Similar to the way many big banks did during the mortgage crisis, these behemoth companies should not be legally allowed to use predatory practices by finding students who in turn can default on their loans within three years. Furthermore, accreditation should not exist for universities if more than two-thirds of the student population flee your educational offering. This is unashamedly taking advantage of someone in a precarious situation, as well as the federal government. An educational institution that engages in these practices is not a school. It’s merely a business, and this distinction should disallow it from federal aid.

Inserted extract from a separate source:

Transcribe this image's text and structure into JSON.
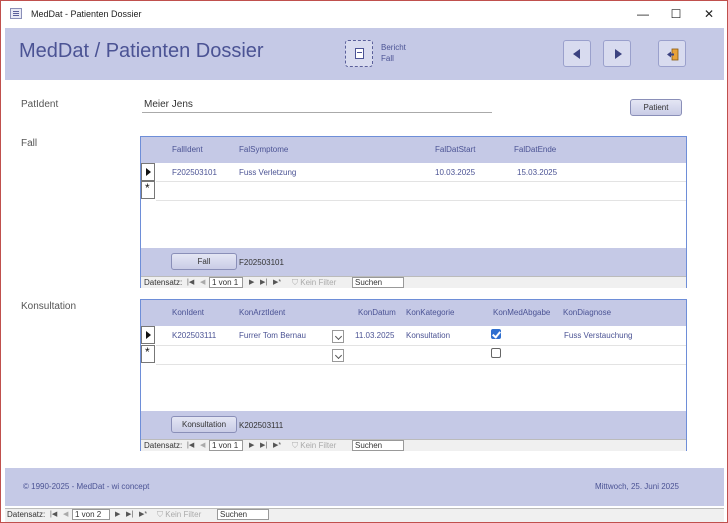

The siphoning of financial aid into these institutions affects collegiate students everywhere. Defaults cost taxpayers money, they affect interest rates and can change the way loans are administered to students everywhere. These findings alerted U.S. Secretary of Education Arne Duncan to supply the following response in a press release last year:

“While for-profit schools have profited and prospered thanks to federal dollars, some of their students have not. Far too many for-profit schools are saddling students with debt they cannot afford in exchange for degrees and certificates they cannot use. This is a disservice to students and taxpayers, and undermines the valuable work being done by the for-profit education industry as a whole.”

If the multi-billion dollar disservice is so severe, then why does it continue? These practices should

result in a federal investigation, regulation and oversight. The financial aid mechanism is broken. The federal government should not continue to financially aid these institutions that are contributing to larger economic problems, leaving millions of Americans further in debt, and denying opportunities to students who desire to learn at reputable educational institutions. These leeches on the system must be burnt off.

—Brody Burns is seeking a master’s in business administration.

—The views expressed in this column do not necessarily reflect the opinion of The Daily Aztec.